Singaporean Groups Protest Against Possible Laws On Fake News
Is There A Need For Legislation?
Various prominent groups and public figures in Singapore have launched a major protest against the potential legislation intended tackle the scourge of fake news proliferating on the Internet.
In a speech by Law and Home Affairs Minister K Shanmugam in June 2017, talking of the plans to implement the laws this year, the new laws to tackle fake news would potentially involve working with online platforms to detect and dispel falsehoods, as well as taking the perpetrators to task.
This year, the recent news of the launch of a Select Committee on Deliberate Online Falsehoods sparked a controversial backlash from numerous community groups and public figures, among which included New York-based group Singapore Unbound, former Straits Times editor and media commentator Cherian George as well as the Association of Women for Action and Research (AWARE).

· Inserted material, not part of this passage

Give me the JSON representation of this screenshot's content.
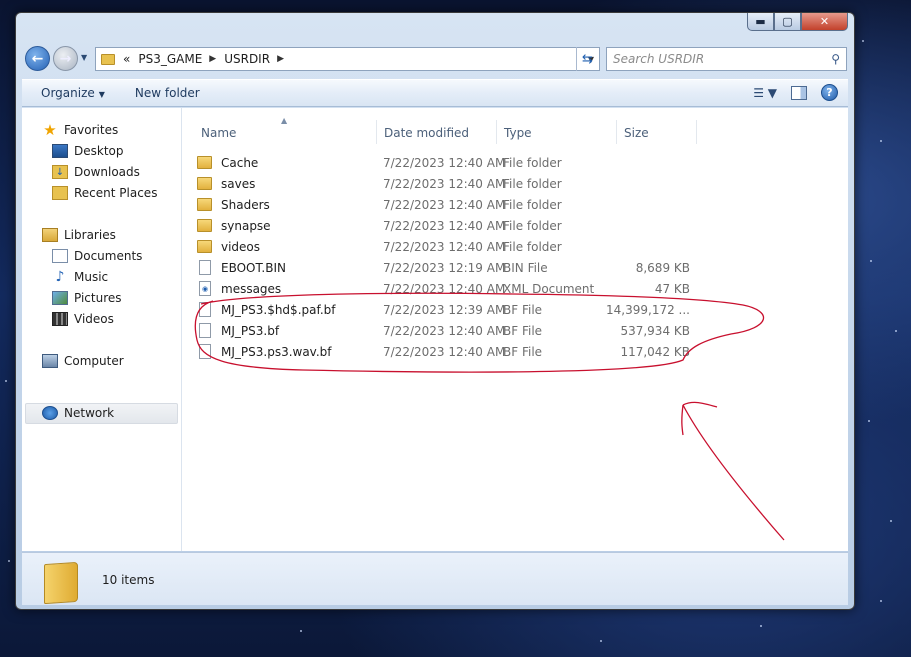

In their official response statements, AWARE argued for “upstream education instead of downstream censorship wherever possible” while Cherian George advised that the city-state is “better off strengthening the public’s capacity to deal with disinformation… by making them more savvy about disinformation methods.”
Journalist and activist Kirsten Han, who, writing inThe Washington Post, also said: “Disinformation is an issue worth tackling. But responses need to be carefully balanced against curbs on freedom of expression, and cannot be undertaken with haste. Singaporeans don’t need more laws to tell us what we can or cannot say; what we need are genuine engagement and openness, so we can be better equipped to come to our own conclusions.”
In total, the Select Committee has received a total of 162 written submissions, the chairman of the committee Charles Chong confirmed yesterday.
It seems like however detrimental fake news may be, not everyone thinks the government should take such a hard-line and top-down approach toward eradicating it.